(aws-eks): KubernetesManifest to support `--prune-whitelist` flag
Describe the feature
(Basically re-opening https://github.com/aws/aws-cdk/issues/13658)
Allow users to provide a list of resources as the scope of pruning when creating KubernetesManifest construct
Use Case
1, We deploy custom resource such as elbv2.k8s.aws/v1beta1/TargetGroupBinding via CDK8s generated manifest, but these custom resource are not pruned by default without explicitly specifying the --prune-whitelist flag.
(following copied from https://github.com/aws/aws-cdk/issues/13658)
1, Something we only want to prune certain resources. For example, in this discussion, they can use --prune-whitelist to avoid namespace got pruned. It makes --prune safer and more useful in practice.
2, The role runs kubectl may not have list permission on global pv or daemonset, and enabling --prune will throw a permission error, even though there are no resources to prune.
Proposed Solution
Add pruneWhitelist to KubernetesManifest as an array of string which allows users to provide a list of resources to prune on.
Other Information
No response
Acknowledgements
- [ ] I may be able to implement this feature request
- [ ] This feature might incur a breaking change
CDK version used
2.28.1
Environment details (OS name and version, etc.)
Mac and AL2
We just ran into this as well - this seems like an easy fix..
Adding our support to this.
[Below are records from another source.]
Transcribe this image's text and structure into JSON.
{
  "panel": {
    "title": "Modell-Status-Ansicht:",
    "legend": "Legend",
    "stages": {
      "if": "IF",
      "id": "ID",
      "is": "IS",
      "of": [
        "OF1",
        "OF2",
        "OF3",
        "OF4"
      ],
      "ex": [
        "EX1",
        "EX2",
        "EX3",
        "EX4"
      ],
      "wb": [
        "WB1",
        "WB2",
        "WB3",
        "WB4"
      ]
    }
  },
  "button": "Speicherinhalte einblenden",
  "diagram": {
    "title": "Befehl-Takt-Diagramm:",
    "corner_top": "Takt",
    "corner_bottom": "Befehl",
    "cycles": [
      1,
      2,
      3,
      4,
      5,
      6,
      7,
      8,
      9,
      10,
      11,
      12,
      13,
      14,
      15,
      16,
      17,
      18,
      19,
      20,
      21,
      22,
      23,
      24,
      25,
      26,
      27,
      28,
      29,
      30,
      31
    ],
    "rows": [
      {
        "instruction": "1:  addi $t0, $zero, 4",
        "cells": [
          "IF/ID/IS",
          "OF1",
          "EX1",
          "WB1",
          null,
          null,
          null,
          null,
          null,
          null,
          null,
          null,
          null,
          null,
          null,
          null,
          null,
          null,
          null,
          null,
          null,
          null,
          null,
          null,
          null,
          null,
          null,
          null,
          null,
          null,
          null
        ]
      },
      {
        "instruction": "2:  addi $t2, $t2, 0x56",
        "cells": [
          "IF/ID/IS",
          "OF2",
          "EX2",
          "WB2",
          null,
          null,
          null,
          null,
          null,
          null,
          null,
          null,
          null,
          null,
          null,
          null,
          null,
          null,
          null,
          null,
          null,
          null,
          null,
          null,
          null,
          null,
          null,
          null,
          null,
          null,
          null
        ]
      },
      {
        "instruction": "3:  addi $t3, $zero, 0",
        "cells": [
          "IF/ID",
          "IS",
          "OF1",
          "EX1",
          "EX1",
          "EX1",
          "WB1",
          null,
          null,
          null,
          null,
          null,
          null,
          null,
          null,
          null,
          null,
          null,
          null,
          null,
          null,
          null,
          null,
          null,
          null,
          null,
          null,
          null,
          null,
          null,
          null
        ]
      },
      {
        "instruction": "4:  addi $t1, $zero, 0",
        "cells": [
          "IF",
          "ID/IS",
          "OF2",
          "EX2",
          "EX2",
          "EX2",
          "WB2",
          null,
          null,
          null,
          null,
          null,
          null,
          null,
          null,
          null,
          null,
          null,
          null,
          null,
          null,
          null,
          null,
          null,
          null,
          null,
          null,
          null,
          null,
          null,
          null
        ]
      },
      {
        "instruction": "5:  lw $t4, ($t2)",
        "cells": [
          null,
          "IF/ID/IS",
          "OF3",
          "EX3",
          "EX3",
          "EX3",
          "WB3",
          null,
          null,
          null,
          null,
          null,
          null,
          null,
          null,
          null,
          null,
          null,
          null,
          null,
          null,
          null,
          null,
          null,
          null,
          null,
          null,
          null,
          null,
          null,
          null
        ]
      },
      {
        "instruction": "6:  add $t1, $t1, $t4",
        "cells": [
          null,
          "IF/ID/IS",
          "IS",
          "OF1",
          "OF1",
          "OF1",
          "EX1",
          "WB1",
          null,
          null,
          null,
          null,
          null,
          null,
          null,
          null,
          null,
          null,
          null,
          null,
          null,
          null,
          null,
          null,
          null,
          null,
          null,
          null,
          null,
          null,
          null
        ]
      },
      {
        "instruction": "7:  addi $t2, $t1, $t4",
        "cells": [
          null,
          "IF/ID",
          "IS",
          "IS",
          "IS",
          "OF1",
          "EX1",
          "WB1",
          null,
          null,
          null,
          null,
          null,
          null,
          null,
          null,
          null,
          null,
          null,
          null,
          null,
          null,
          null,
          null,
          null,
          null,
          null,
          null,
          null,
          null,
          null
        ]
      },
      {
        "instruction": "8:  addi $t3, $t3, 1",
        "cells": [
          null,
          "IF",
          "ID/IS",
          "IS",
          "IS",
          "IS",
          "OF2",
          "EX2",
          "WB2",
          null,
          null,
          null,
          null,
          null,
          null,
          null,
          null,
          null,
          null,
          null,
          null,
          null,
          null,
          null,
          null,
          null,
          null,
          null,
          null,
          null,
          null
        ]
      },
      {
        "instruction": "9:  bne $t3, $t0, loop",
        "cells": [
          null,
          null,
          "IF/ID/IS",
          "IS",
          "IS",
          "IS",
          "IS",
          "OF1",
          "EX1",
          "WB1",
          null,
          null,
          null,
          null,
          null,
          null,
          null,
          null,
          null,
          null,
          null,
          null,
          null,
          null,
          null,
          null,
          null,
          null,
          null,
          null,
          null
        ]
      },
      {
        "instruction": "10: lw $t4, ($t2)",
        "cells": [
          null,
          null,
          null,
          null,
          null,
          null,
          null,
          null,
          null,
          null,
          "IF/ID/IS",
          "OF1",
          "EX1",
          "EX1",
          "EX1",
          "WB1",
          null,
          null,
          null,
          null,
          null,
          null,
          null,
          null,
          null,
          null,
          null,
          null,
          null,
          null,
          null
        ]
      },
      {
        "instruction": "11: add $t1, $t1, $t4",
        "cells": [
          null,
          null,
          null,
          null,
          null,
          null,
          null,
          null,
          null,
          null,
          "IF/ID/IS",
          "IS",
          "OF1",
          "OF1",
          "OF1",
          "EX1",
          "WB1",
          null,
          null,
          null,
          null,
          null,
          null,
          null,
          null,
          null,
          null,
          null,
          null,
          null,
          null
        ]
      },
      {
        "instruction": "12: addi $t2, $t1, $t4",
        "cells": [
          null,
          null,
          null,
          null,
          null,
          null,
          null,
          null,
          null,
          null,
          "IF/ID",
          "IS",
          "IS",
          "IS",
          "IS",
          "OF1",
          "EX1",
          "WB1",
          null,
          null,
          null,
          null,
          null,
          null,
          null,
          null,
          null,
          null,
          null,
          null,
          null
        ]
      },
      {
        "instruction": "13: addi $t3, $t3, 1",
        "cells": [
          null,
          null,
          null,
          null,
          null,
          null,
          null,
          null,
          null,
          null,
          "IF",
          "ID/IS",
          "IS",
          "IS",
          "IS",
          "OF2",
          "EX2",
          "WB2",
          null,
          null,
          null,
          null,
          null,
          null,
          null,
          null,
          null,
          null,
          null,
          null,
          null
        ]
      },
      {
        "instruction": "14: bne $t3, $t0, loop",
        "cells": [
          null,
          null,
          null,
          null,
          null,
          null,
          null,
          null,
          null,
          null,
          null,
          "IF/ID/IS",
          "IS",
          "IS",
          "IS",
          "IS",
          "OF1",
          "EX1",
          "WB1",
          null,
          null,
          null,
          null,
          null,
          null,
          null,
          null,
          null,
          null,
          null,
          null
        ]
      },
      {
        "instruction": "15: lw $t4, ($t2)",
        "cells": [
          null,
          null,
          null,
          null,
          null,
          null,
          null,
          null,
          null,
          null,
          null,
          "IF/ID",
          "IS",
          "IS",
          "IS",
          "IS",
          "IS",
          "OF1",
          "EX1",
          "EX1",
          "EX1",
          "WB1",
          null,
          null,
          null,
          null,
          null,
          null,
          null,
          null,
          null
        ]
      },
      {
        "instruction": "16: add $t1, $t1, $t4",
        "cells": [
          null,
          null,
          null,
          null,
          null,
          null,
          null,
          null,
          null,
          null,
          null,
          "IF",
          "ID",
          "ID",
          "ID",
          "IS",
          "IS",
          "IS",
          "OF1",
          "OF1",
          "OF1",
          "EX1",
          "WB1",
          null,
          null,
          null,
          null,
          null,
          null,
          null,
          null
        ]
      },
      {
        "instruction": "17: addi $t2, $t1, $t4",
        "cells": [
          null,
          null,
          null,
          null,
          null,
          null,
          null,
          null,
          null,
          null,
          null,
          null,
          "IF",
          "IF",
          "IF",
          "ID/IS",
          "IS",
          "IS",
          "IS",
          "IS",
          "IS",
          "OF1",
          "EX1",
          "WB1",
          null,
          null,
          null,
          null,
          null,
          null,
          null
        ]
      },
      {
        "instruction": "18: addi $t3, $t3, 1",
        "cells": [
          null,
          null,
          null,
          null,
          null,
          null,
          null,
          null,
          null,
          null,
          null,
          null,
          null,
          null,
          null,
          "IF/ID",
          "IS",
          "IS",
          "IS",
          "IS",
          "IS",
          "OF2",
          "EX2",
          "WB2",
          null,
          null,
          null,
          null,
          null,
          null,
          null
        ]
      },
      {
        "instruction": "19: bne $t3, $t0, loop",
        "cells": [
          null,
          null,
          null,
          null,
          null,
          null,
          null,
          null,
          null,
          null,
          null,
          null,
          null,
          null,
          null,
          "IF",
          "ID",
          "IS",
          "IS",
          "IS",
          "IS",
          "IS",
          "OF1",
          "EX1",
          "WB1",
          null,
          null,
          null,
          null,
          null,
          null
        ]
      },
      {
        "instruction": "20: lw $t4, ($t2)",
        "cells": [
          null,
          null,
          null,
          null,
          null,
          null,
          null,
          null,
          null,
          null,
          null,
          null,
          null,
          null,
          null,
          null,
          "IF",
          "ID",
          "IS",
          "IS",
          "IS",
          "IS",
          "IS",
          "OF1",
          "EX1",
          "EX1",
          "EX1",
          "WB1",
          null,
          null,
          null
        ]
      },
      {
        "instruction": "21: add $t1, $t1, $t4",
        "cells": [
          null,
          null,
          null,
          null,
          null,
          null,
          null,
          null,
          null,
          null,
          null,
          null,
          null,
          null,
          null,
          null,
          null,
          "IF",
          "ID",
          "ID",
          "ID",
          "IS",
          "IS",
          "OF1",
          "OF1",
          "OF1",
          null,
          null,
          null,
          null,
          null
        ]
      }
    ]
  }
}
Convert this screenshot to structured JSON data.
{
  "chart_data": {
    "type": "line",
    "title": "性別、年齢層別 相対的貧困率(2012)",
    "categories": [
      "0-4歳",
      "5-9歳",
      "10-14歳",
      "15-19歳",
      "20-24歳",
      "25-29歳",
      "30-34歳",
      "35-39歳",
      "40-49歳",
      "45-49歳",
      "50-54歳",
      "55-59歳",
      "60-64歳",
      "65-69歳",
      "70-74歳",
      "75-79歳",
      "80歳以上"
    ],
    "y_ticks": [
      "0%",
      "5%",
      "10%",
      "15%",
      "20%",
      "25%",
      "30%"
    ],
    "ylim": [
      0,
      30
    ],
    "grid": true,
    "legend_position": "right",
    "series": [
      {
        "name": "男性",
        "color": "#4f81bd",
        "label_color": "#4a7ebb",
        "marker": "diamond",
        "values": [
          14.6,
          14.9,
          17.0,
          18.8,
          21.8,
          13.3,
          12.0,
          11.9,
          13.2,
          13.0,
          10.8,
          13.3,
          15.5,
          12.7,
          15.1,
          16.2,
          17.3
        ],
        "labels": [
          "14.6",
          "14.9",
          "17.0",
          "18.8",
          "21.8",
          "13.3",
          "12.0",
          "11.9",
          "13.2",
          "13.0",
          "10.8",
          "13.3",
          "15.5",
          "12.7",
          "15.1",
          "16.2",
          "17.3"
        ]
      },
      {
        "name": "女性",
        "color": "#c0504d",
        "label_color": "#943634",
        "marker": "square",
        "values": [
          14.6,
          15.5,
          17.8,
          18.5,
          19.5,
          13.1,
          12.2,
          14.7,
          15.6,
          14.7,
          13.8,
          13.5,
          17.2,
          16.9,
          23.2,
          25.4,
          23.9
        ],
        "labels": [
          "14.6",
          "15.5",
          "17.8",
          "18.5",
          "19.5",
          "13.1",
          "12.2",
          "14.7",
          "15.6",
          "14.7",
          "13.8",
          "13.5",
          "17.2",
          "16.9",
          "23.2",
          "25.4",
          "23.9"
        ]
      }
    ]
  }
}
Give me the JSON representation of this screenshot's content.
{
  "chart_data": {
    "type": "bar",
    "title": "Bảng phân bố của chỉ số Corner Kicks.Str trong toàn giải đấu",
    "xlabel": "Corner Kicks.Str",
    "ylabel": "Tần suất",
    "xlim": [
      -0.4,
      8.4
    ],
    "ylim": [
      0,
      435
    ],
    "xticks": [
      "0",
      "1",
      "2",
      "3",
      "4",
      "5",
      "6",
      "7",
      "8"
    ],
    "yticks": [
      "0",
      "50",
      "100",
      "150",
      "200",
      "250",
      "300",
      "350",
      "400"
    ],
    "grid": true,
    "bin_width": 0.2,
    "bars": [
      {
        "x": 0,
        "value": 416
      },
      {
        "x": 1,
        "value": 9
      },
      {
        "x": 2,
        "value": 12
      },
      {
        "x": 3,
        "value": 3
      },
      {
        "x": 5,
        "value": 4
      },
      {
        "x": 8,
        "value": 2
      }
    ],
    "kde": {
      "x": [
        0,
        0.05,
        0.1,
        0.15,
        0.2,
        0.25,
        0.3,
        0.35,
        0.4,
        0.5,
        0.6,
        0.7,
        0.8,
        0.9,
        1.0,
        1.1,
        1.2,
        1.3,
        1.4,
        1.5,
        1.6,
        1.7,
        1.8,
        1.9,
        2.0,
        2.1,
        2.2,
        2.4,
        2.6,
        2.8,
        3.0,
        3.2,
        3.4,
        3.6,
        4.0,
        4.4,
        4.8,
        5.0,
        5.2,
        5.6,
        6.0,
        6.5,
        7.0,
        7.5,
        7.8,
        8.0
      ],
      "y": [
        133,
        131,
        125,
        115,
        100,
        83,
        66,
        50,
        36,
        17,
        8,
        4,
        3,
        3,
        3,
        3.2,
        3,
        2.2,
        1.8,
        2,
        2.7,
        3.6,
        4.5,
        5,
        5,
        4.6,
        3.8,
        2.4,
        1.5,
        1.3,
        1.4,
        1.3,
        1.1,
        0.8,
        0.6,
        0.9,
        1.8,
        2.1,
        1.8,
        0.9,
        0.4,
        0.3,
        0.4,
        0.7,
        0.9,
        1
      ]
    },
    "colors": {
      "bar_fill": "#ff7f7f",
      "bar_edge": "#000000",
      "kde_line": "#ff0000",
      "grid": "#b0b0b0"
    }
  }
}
Not only to make things safer, but to make K8s prune all resources CDK might create, by default.
N.B.. the kubectl flag is now --prune-allowlist, not --prune-whitelist.
K8s has a default allowlist of resource types internally, which critically doesn't include the [Cluster]Role[Binding] resources that we create in our EKS stack for initial setup of a cluster, so that a well known set of roles and bindings are available for engineers to assume:
https://github.com/kubernetes/kubernetes/blob/e53f93c7bb9fe28e5de2799da8eb1c62bdd4f4f1/staging/src/k8s.io/kubectl/pkg/util/prune/prune.go#L39-L59
That means whenever we edit this list and remove a resource, it's not actually deleted from the cluster. The K8s docs say:
--prune-allowlist: A list of group-version-kinds (GVKs) to consider for pruning. This flag is optional but strongly encouraged, as its default value is a partial list of both namespaced and cluster-scoped types, which can lead to surprising results.
My kubectl Lambda is also now (on the version for K8s 1.28) giving me a warning that auto-pruning of non-namespaced resources is deprecated and will be removed in a later version.
You wouldn't even (necessarily) need to make this a user-configurable field. A CloudFormation UPDATE call (as opposed to CREATE or DELETE) receives both the old and new versions of the CFn resource (i.e. the manifest), and is also the only place where you'd conceivably expect to be pruning K8s resources. So you could enumerate all the resource types in the old version of the manifest, and set those as the prune allowlist automatically. Or, you could compare old and new manifests and explicitly delete items not in the new one.
I don't think the linked discussion (on the K8s GitHub) about this being used for safety is relevant to CDK. CDK always specifies a prune label used to work out what is eligible to prune, so is already safe and you wouldn't get it trying to delete the kube-system namespace or similar, because CDK doesn't create that namespace to apply the label.